Phenotyping faba bean for drought adaptation

Faba bean (Vicia faba) is a promising protein crop for a green transition of our food and food production systems in temperate climates. The crop produces protein rich pulses, with nitrogen derived from the atmosphere, offering the potential to make crop production systems less reliant on fossil energy input. One challenge of increasing faba bean cropping is, however, their drought sensitivity induced yield instability, which may be specifically harmful during the indeterminate flowering period.

A faba bean phenotyping experiment was established at University of Copenhagen, combining field experiments with rhizotube observations. Five commercial cultivars were grown in field plots. To create drought conditions, the plots were partly covered by rain gutters to remove precipitation during the flowering period. In dry seasons, the well-watered control was irrigated. Aboveground growth parameters were assessed, root architectural traits were determined by a shovelomics approach, and stomata imprints were analysed for stomata size and density using a convolution neural network approach.

In order to obtain information on root growth dynamics, plants were grown in 2m tall rhizotubes with a diameter of 15cm and with a transparent surface. Root images were acquired to follow root development over time. Soil water sensors were installed, to observe water content and how it was affected by the drought treatment.

 

Results from the first two seasons of this three-year project show successful establishment of drought conditions in the field trial using the rain-gutter approach.
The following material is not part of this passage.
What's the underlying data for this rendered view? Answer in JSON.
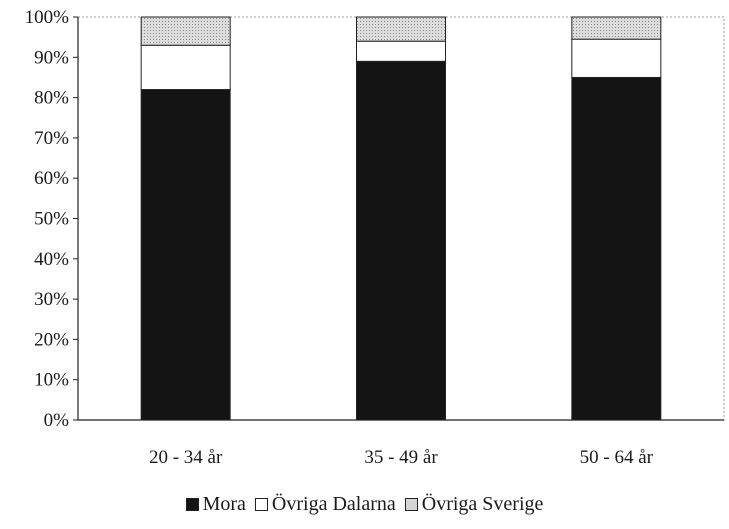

Yield and yield composition were affected by drought treatment and showed a mean reduction of 0.7-0.8 T ha^-1. Cultivars show varying responses to the drought stress, which was reflected on root and shoot parameters. Stomata density and size showed genotypic variation, and cultivar specific plastic adaptation to drought. Stomata density and size correlated strongly with root traits observed from the shovelomics approach, indicating that a deeper, more proliferated root system can support larger transpiration demand. These findings were further supported by the rhiztobue experiments, where maximum rooting depth and stomata cover are correlated.

 

The preliminary results of this study show interesting interactions between shoot and root phenotyping at different scales, and expands our understanding of the water budget of faba bean.